Parenting Vivian | 27 Jan 2011 04:52 pm

Widen Thinking On Plans To Improve Children’s Learning

Parents are being urged to think about their homes as learning environments in light of new government plans to help improve the education of children both in and out of school.

The call has been made by one of the UK’s leading suppliers of children’s furniture in a bid to help parents look at wider factors which contribute towards effective learning.

While the government is focusing on how the parents and extended families have a significant role to play in encouraging children to learn, Aspace is keen to widen the debate to include the importance of the environment in which they learn.

The company’s managing director Paul Cunningham thinks the government has not given enough consideration to the peripheral issues which make a significant contribution to the way children learn.

“There’s no doubt about it, the surroundings in which children learn are an important factor in how they learn,” said Mr Cunningham.

“While it is encouraging to see the government is taking proactive steps to help families think about how they can help their children, they haven’t addressed where they learn in the home.

“Even if you put technology issues – such as proliferation of TVs, DVDs, MP3 players and games consoles – to one side, the home environments for many children can often be awash with unintentional distractions and barriers to learning.

“And this is where a little lateral thought about what constitutes a good home learning environment could contribute an enormous amount to helping potentially millions of children in the UK having better all-round learning experiences.

“We just want to raise the point because we feel it is important that it does become part of the government’s agenda for driving up standards of children’s education.”

The ethos of Mr Cunningham’s company, which sells kids furniture directly to the public via its website and also through its direct mail catalogues, encourages parents to think about the environments they create through the purchases they make.

“Parents don’t realise just how much the furniture they buy sets the tone for how their children use the space in their own rooms,” he said.

“More so than ever before children’s bedrooms are multifunctional in their usage because they are places where they sleep, play, socialise and study.

“Although the parents don’t often recognise it in these terms, kids furniture is both fundamental and pivotal in setting the tempo for how their children behave and react in doing all the things they do in their room.

“And getting the balance right so it is conducive to all these purposes is a hard one and that is why getting the theme of the room and the furniture which reflects them is so important – especially as it may be the only dedicated place in the house where a child has the space to learn.”

The comments by Mr Cunningham reflect the changes he has seen in the industry since the company started five years ago. In that time the company has thrived after spotting a gap in the market to supply furniture which sits firmly between the cheap functional ranges which are available in retail stores and specialist products which are often out of the price range of most families.

It now has a multimillion pound turnover and being in the mid ground has enabled Aspace to source products which are well thought out both in terms of the ergonomic design and the impact they have in determining the atmosphere of a room.

Mr Cunningham argues that good quality kids furniture is not expensive and in a lot of cases it can be extremely competitively priced compared with what is often considered to be the bland and uninspiring bog-standard ranges on offer at large retail outlets.

“There is growing demand for good, well-made products which are well designed to cater for the variety of functions and activities in a child’s bedroom,” he said.
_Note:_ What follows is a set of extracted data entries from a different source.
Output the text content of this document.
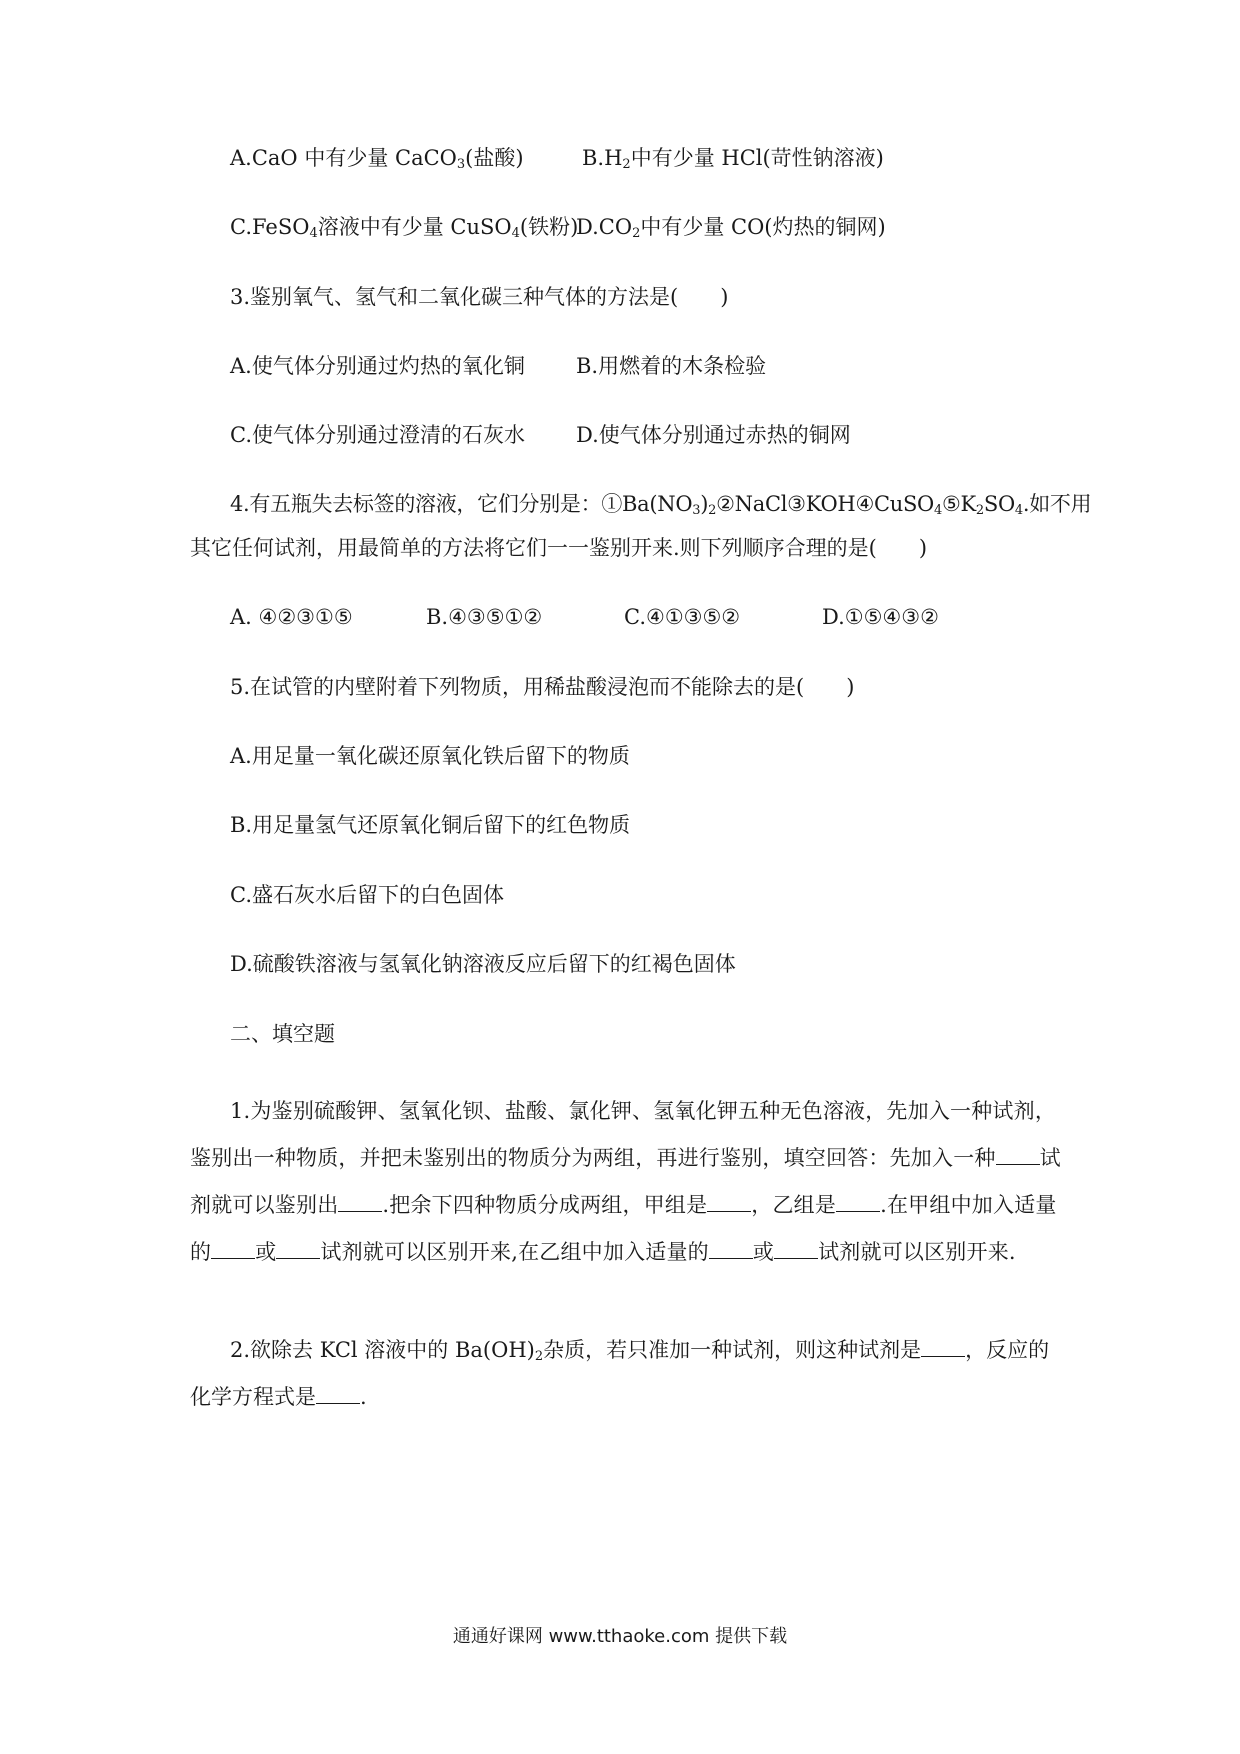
A.CaO 中有少量 CaCO$_3$(盐酸)	$B.H_2$中有少量 HCl(苛性钠溶液)
C.FeSO$_4$溶液中有少量 CuSO$_4$(铁粉)
$D.CO_2$中有少量 CO(灼热的铜网)
3.鉴别氧气、氢气和二氧化碳三种气体的方法是(　　)
A.使气体分别通过灼热的氧化铜 B.用燃着的木条检验
C.使气体分别通过澄清的石灰水 D.使气体分别通过赤热的铜网
4.有五瓶失去标签的溶液，它们分别是：$①Ba(NO_3)_2②NaCl③KOH④CuSO_4⑤K_2SO_4$.如不用
其它任何试剂，用最简单的方法将它们一一鉴别开来.则下列顺序合理的是(　　)
A. ④②③①⑤	B.④③⑤①②	C.④①③⑤②	D.①⑤④③②
5.在试管的内壁附着下列物质，用稀盐酸浸泡而不能除去的是(　　)
A.用足量一氧化碳还原氧化铁后留下的物质
B.用足量氢气还原氧化铜后留下的红色物质
C.盛石灰水后留下的白色固体
D.硫酸铁溶液与氢氧化钠溶液反应后留下的红褐色固体
二、填空题
1.为鉴别硫酸钾、氢氧化钡、盐酸、氯化钾、氢氧化钾五种无色溶液，先加入一种试剂，鉴别出一种物质，并把未鉴别出的物质分为两组，再进行鉴别，填空回答：先加入一种 试剂就可以鉴别出 .把余下四种物质分成两组，甲组是 ，乙组是 .在甲组中加入适量的 或 试剂就可以区别开来,在乙组中加入适量的 或 试剂就可以区别开来.
2.欲除去 KCl 溶液中的 $Ba(OH)_2$杂质，若只准加一种试剂，则这种试剂是 ，反应的化学方程式是 .
通通好课网 www.tthaoke.com 提供下载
“Coordination is key to this to ensure all the pieces of furniture in the room complement one another so they provide the right functionality so they can be a place to maximise the opportunities of sleep, play and work.”

Mr Cunningham’s remarks come as the government has finished consulting on plans to help parents get involved in their children’s learning as part of its drive to ensure that every child gets the best possible start in life.

The government is pumping ? million into helping local authorities to fund the development of fresh ideas on how to connect with parents and help them to help their children.

Children’s Minister Beverley Hughes said she knows that parents are central to children’s well-being and that children’s experiences in their early years have a major impact on later life.

She added that it is vital that children have a sound basis on which to learn and develop, as well as enjoying time with their parents and that the money the government is making available will see innovative approaches in supporting and encouraging parents to really get involved in their children’s development.